A BLAST Record contains everything you might ever want to extract from the BLAST output. Right now we’ll just show an example of how to get some info out of the BLAST report, but if you want something in particular that is not described here, look at the info on the record class in detail, and take a gander into the code or automatically generated documentation – the docstrings have lots of good info about what is stored in each piece of information.

To continue with our example, let’s just print out some summary info about all hits in our blast report greater than a particular threshold. The following code does this:

>>> E_VALUE_THRESH = 0.04

>>> for alignment in blast_record.alignments:
...     for hsp in alignment.hsps:
...         if hsp.expect < E_VALUE_THRESH:
...             print("****Alignment****")
...             print("sequence:", alignment.title)
...             print("length:", alignment.length)
...             print("e value:", hsp.expect)
...             print(hsp.query[0:75] + "...")
...             print(hsp.match[0:75] + "...")
...             print(hsp.sbjct[0:75] + "...")
...

This will print out summary reports like the following:

****Alignment****
sequence: >gb|AF283004.1|AF283004 Arabidopsis thaliana cold acclimation protein WCOR413-like protein
alpha form mRNA, complete cds
length: 783
e value: 0.034
tacttgttgatattggatcgaacaaactggagaaccaacatgctcacgtcacttttagtcccttacatattcctc...
||||||||| | ||||||||||| || ||||  || || |||||||| |||||| |  | |||||||| ||| ||...
tacttgttggtgttggatcgaaccaattggaagacgaatatgctcacatcacttctcattccttacatcttcttc...

Basically, you can do anything you want to with the info in the BLAST report once you have parsed it. This will, of course, depend on what you want to use it for, but hopefully this helps you get started on doing what you need to do!

An important consideration for extracting information from a BLAST report is the type of objects that the information is stored in. In Biopython, the parsers return Record objects, either Blast or PSIBlast depending on what you are parsing. These objects are defined in Bio.Blast.Record and are quite complete.
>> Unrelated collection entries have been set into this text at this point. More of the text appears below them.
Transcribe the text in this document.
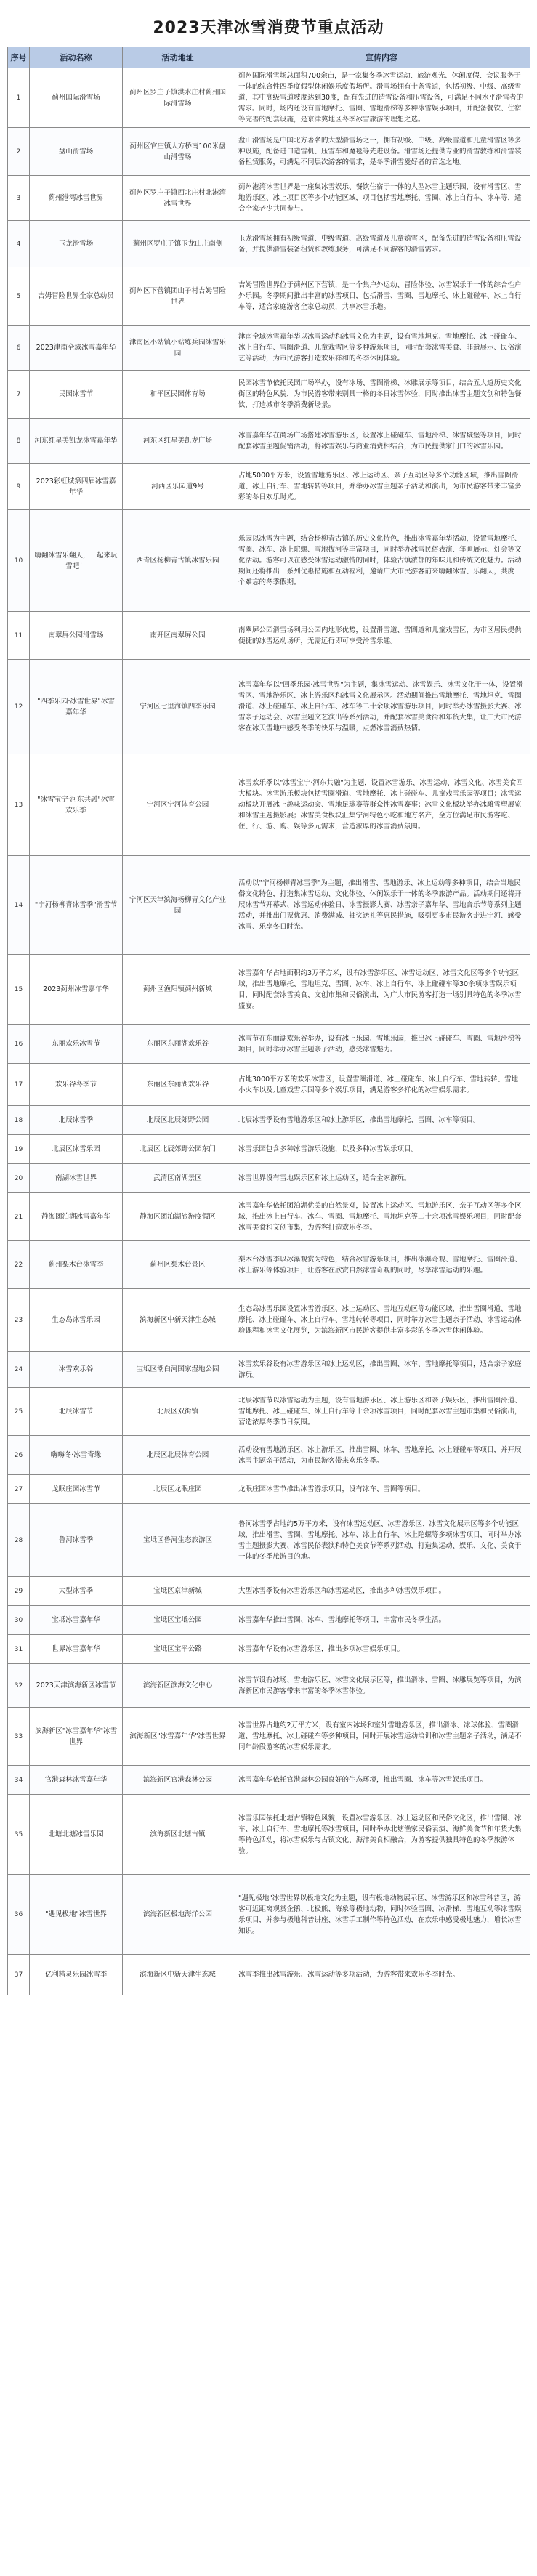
2023天津冰雪消费节重点活动
序号	活动名称	活动地址	宣传内容
1	蓟州国际滑雪场	蓟州区罗庄子镇洪水庄村蓟州国际滑雪场	蓟州国际滑雪场总面积700余亩，是一家集冬季冰雪运动、旅游观光、休闲度假、会议服务于一体的综合性四季度假型休闲娱乐度假场所。滑雪场拥有十条雪道，包括初级、中级、高级雪道，其中高级雪道坡度达到30度，配有先进的造雪设备和压雪设备，可满足不同水平滑雪者的需求。同时，场内还设有雪地摩托、雪圈、雪地滑梯等多种冰雪娱乐项目，并配备餐饮、住宿等完善的配套设施，是京津冀地区冬季冰雪旅游的理想之选。
2	盘山滑雪场	蓟州区官庄镇人方桥南100米盘山滑雪场	盘山滑雪场是中国北方著名的大型滑雪场之一，拥有初级、中级、高级雪道和儿童滑雪区等多种设施，配备进口造雪机、压雪车和魔毯等先进设备。滑雪场还提供专业的滑雪教练和滑雪装备租赁服务，可满足不同层次游客的需求，是冬季滑雪爱好者的首选之地。
3	蓟州港湾冰雪世界	蓟州区罗庄子镇西北庄村北港湾冰雪世界	蓟州港湾冰雪世界是一座集冰雪娱乐、餐饮住宿于一体的大型冰雪主题乐园，设有滑雪区、雪地游乐区、冰上项目区等多个功能区域，项目包括雪地摩托、雪圈、冰上自行车、冰车等，适合全家老少共同参与。
4	玉龙滑雪场	蓟州区罗庄子镇玉龙山庄南侧	玉龙滑雪场拥有初级雪道、中级雪道、高级雪道及儿童嬉雪区，配备先进的造雪设备和压雪设备，并提供滑雪装备租赁和教练服务，可满足不同游客的滑雪需求。
5	吉姆冒险世界全家总动员	蓟州区下营镇团山子村吉姆冒险世界	吉姆冒险世界位于蓟州区下营镇，是一个集户外运动、冒险体验、冰雪娱乐于一体的综合性户外乐园。冬季期间推出丰富的冰雪项目，包括滑雪、雪圈、雪地摩托、冰上碰碰车、冰上自行车等，适合家庭游客全家总动员，共享冰雪乐趣。
6	2023津南全域冰雪嘉年华	津南区小站镇小站练兵园冰雪乐园	津南全域冰雪嘉年华以冰雪运动和冰雪文化为主题，设有雪地坦克、雪地摩托、冰上碰碰车、冰上自行车、雪圈滑道、儿童戏雪区等多种游乐项目，同时配套冰雪美食、非遗展示、民俗演艺等活动，为市民游客打造欢乐祥和的冬季休闲体验。
7	民园冰雪节	和平区民园体育场	民园冰雪节依托民园广场举办，设有冰场、雪圈滑梯、冰雕展示等项目，结合五大道历史文化街区的特色风貌，为市民游客带来别具一格的冬日冰雪体验，同时推出冰雪主题文创和特色餐饮，打造城市冬季消费新场景。
8	河东红星美凯龙冰雪嘉年华	河东区红星美凯龙广场	冰雪嘉年华在商场广场搭建冰雪游乐区，设置冰上碰碰车、雪地滑梯、冰雪城堡等项目，同时配套冰雪主题促销活动，将冰雪娱乐与商业消费相结合，为市民提供家门口的冰雪乐园。
9	2023彩虹城第四届冰雪嘉年华	河西区乐园道9号	占地5000平方米，设置雪地游乐区、冰上运动区、亲子互动区等多个功能区域，推出雪圈滑道、冰上自行车、雪地转转等项目，并举办冰雪主题亲子活动和演出，为市民游客带来丰富多彩的冬日欢乐时光。
10	嗨翻冰雪乐翻天，一起来玩雪吧！	西青区杨柳青古镇冰雪乐园	乐园以冰雪为主题，结合杨柳青古镇的历史文化特色，推出冰雪嘉年华活动，设置雪地摩托、雪圈、冰车、冰上陀螺、雪地拔河等丰富项目，同时举办冰雪民俗表演、年画展示、灯会等文化活动。游客可以在感受冰雪运动激情的同时，体验古镇浓郁的年味儿和传统文化魅力。活动期间还将推出一系列优惠措施和互动福利，邀请广大市民游客前来嗨翻冰雪、乐翻天，共度一个难忘的冬季假期。
11	南翠屏公园滑雪场	南开区南翠屏公园	南翠屏公园滑雪场利用公园内地形优势，设置滑雪道、雪圈道和儿童戏雪区，为市区居民提供便捷的冰雪运动场所，无需远行即可享受滑雪乐趣。
12	"四季乐园·冰雪世界"冰雪嘉年华	宁河区七里海镇四季乐园	冰雪嘉年华以"四季乐园·冰雪世界"为主题，集冰雪运动、冰雪娱乐、冰雪文化于一体，设置滑雪区、雪地游乐区、冰上游乐区和冰雪文化展示区。活动期间推出雪地摩托、雪地坦克、雪圈滑道、冰上碰碰车、冰上自行车、冰车等二十余项冰雪游乐项目，同时举办冰雪摄影大赛、冰雪亲子运动会、冰雪主题文艺演出等系列活动，并配套冰雪美食街和年货大集，让广大市民游客在冰天雪地中感受冬季的快乐与温暖，点燃冰雪消费热情。
13	"冰雪宝宁·河东共融"冰雪欢乐季	宁河区宁河体育公园	冰雪欢乐季以"冰雪宝宁·河东共融"为主题，设置冰雪游乐、冰雪运动、冰雪文化、冰雪美食四大板块。冰雪游乐板块包括雪圈滑道、雪地摩托、冰上碰碰车、儿童戏雪乐园等项目；冰雪运动板块开展冰上趣味运动会、雪地足球赛等群众性冰雪赛事；冰雪文化板块举办冰雕雪塑展览和冰雪主题摄影展；冰雪美食板块汇集宁河特色小吃和地方名产，全方位满足市民游客吃、住、行、游、购、娱等多元需求，营造浓厚的冰雪消费氛围。
14	"宁河杨柳青冰雪季"滑雪节	宁河区天津滨海杨柳青文化产业园	活动以"宁河杨柳青冰雪季"为主题，推出滑雪、雪地游乐、冰上运动等多种项目，结合当地民俗文化特色，打造集冰雪运动、文化体验、休闲娱乐于一体的冬季旅游产品。活动期间还将开展冰雪节开幕式、冰雪运动体验日、冰雪摄影大赛、冰雪亲子嘉年华、雪地音乐节等系列主题活动，并推出门票优惠、消费满减、抽奖送礼等惠民措施，吸引更多市民游客走进宁河、感受冰雪、乐享冬日时光。
15	2023蓟州冰雪嘉年华	蓟州区渔阳镇蓟州新城	冰雪嘉年华占地面积约3万平方米，设有冰雪游乐区、冰雪运动区、冰雪文化区等多个功能区域，推出雪地摩托、雪地坦克、雪圈、冰车、冰上自行车、冰上碰碰车等30余项冰雪娱乐项目，同时配套冰雪美食、文创市集和民俗演出，为广大市民游客打造一场别具特色的冬季冰雪盛宴。
16	东丽欢乐冰雪节	东丽区东丽湖欢乐谷	冰雪节在东丽湖欢乐谷举办，设有冰上乐园、雪地乐园，推出冰上碰碰车、雪圈、雪地滑梯等项目，同时举办冰雪主题亲子活动，感受冰雪魅力。
17	欢乐谷冬季节	东丽区东丽湖欢乐谷	占地3000平方米的欢乐冰雪区，设置雪圈滑道、冰上碰碰车、冰上自行车、雪地转转、雪地小火车以及儿童戏雪乐园等多个娱乐项目，满足游客多样化的冰雪娱乐需求。
18	北辰冰雪季	北辰区北辰郊野公园	北辰冰雪季设有雪地游乐区和冰上游乐区，推出雪地摩托、雪圈、冰车等项目。
19	北辰区冰雪乐园	北辰区北辰郊野公园东门	冰雪乐园包含多种冰雪游乐设施，以及多种冰雪娱乐项目。
20	南湖冰雪世界	武清区南湖景区	冰雪世界设有雪地娱乐区和冰上运动区，适合全家游玩。
21	静海团泊湖冰雪嘉年华	静海区团泊湖旅游度假区	冰雪嘉年华依托团泊湖优美的自然景观，设置冰上运动区、雪地游乐区、亲子互动区等多个区域，推出冰上自行车、冰车、雪圈、雪地摩托、雪地坦克等二十余项冰雪娱乐项目，同时配套冰雪美食和文创市集，为游客打造欢乐冬季。
22	蓟州梨木台冰雪季	蓟州区梨木台景区	梨木台冰雪季以冰瀑观赏为特色，结合冰雪游乐项目，推出冰瀑奇观、雪地摩托、雪圈滑道、冰上游乐等体验项目，让游客在欣赏自然冰雪奇观的同时，尽享冰雪运动的乐趣。
23	生态岛冰雪乐园	滨海新区中新天津生态城	生态岛冰雪乐园设置冰雪游乐区、冰上运动区、雪地互动区等功能区域，推出雪圈滑道、雪地摩托、冰上碰碰车、冰上自行车、雪地转转等项目，同时举办冰雪主题亲子活动、冰雪运动体验课程和冰雪文化展览，为滨海新区市民游客提供丰富多彩的冬季冰雪休闲体验。
24	冰雪欢乐谷	宝坻区潮白河国家湿地公园	冰雪欢乐谷设有冰雪游乐区和冰上运动区，推出雪圈、冰车、雪地摩托等项目，适合亲子家庭游玩。
25	北辰冰雪节	北辰区双街镇	北辰冰雪节以冰雪运动为主题，设有雪地游乐区、冰上游乐区和亲子娱乐区，推出雪圈滑道、雪地摩托、冰上碰碰车、冰上自行车等十余项冰雪项目，同时配套冰雪主题市集和民俗演出，营造浓厚冬季节日氛围。
26	嗨嗨冬·冰雪奇缘	北辰区北辰体育公园	活动设有雪地游乐区、冰上游乐区，推出雪圈、冰车、雪地摩托、冰上碰碰车等项目，并开展冰雪主题亲子活动，为市民游客带来欢乐冬季。
27	龙眠庄园冰雪节	北辰区龙眠庄园	龙眠庄园冰雪节推出冰雪游乐项目，设有冰车、雪圈等项目。
28	鲁河冰雪季	宝坻区鲁河生态旅游区	鲁河冰雪季占地约5万平方米，设有冰雪运动区、冰雪游乐区、冰雪文化展示区等多个功能区域，推出滑雪、雪圈、雪地摩托、冰车、冰上自行车、冰上陀螺等多项冰雪项目，同时举办冰雪主题摄影大赛、冰雪民俗表演和特色美食节等系列活动，打造集运动、娱乐、文化、美食于一体的冬季旅游目的地。
29	大型冰雪季	宝坻区京津新城	大型冰雪季设有冰雪游乐区和冰雪运动区，推出多种冰雪娱乐项目。
30	宝坻冰雪嘉年华	宝坻区宝坻公园	冰雪嘉年华推出雪圈、冰车、雪地摩托等项目，丰富市民冬季生活。
31	世界冰雪嘉年华	宝坻区宝平公路	冰雪嘉年华设有冰雪游乐区，推出多项冰雪娱乐项目。
32	2023天津滨海新区冰雪节	滨海新区滨海文化中心	冰雪节设有冰场、雪地游乐区、冰雪文化展示区等，推出滑冰、雪圈、冰雕展览等项目，为滨海新区市民游客带来丰富的冬季冰雪体验。
33	滨海新区"冰雪嘉年华"冰雪世界	滨海新区"冰雪嘉年华"冰雪世界	冰雪世界占地约2万平方米，设有室内冰场和室外雪地游乐区，推出滑冰、冰球体验、雪圈滑道、雪地摩托、冰上碰碰车等多种项目，同时开展冰雪运动培训和冰雪主题亲子活动，满足不同年龄段游客的冰雪娱乐需求。
34	官港森林冰雪嘉年华	滨海新区官港森林公园	冰雪嘉年华依托官港森林公园良好的生态环境，推出雪圈、冰车等冰雪娱乐项目。
35	北塘北塘冰雪乐园	滨海新区北塘古镇	冰雪乐园依托北塘古镇特色风貌，设置冰雪游乐区、冰上运动区和民俗文化区，推出雪圈、冰车、冰上自行车、雪地摩托等冰雪项目，同时举办北塘渔家民俗表演、海鲜美食节和年货大集等特色活动，将冰雪娱乐与古镇文化、海洋美食相融合，为游客提供独具特色的冬季旅游体验。
36	"遇见极地"冰雪世界	滨海新区极地海洋公园	"遇见极地"冰雪世界以极地文化为主题，设有极地动物展示区、冰雪游乐区和冰雪科普区，游客可近距离观赏企鹅、北极熊、海象等极地动物，同时体验雪圈、冰滑梯、雪地互动等冰雪娱乐项目，并参与极地科普讲座、冰雪手工制作等特色活动，在欢乐中感受极地魅力，增长冰雪知识。
37	亿利精灵乐园冰雪季	滨海新区中新天津生态城	冰雪季推出冰雪游乐、冰雪运动等多项活动，为游客带来欢乐冬季时光。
Figures Class diagram for the Blast Record class representing a BLAST report. and Class diagram for the PSIBlast Record class. and are my attempts at UML class diagrams for the Blast and PSIBlast record classes. The PSIBlast record object is similar, but has support for the rounds that are used in the iteration steps of PSIBlast.

Class diagram for the Blast Record class representing a report

Fig. 1 Class diagram for the Blast Record class representing a BLAST report.

Class diagram for the PSIBlast Record class.

Fig. 2 Class diagram for the PSIBlast Record class.

If you are good at UML and see mistakes/improvements that can be made, please let me know.

Dealing with PSI-BLAST

You can run the standalone version of PSI-BLAST (the legacy NCBI command line tool blastpgp, or its replacement psiblast) directly from the command line or using python’s subprocess module.

At the time of writing, the NCBI do not appear to support tools running a PSI-BLAST search via the internet.

Note that the Bio.Blast.NCBIXML parser can read the XML output from current versions of PSI-BLAST, but information like which sequences in each iteration is new or reused isn’t present in the XML file.

Dealing with RPS-BLAST

You can run the standalone version of RPS-BLAST (either the legacy NCBI command line tool rpsblast, or its replacement with the same name) directly from the command line or using python’s subprocess module.

At the time of writing, the NCBI do not appear to support tools running an RPS-BLAST search via the internet.

You can use the Bio.Blast.NCBIXML parser to read the XML output from current versions of RPS-BLAST.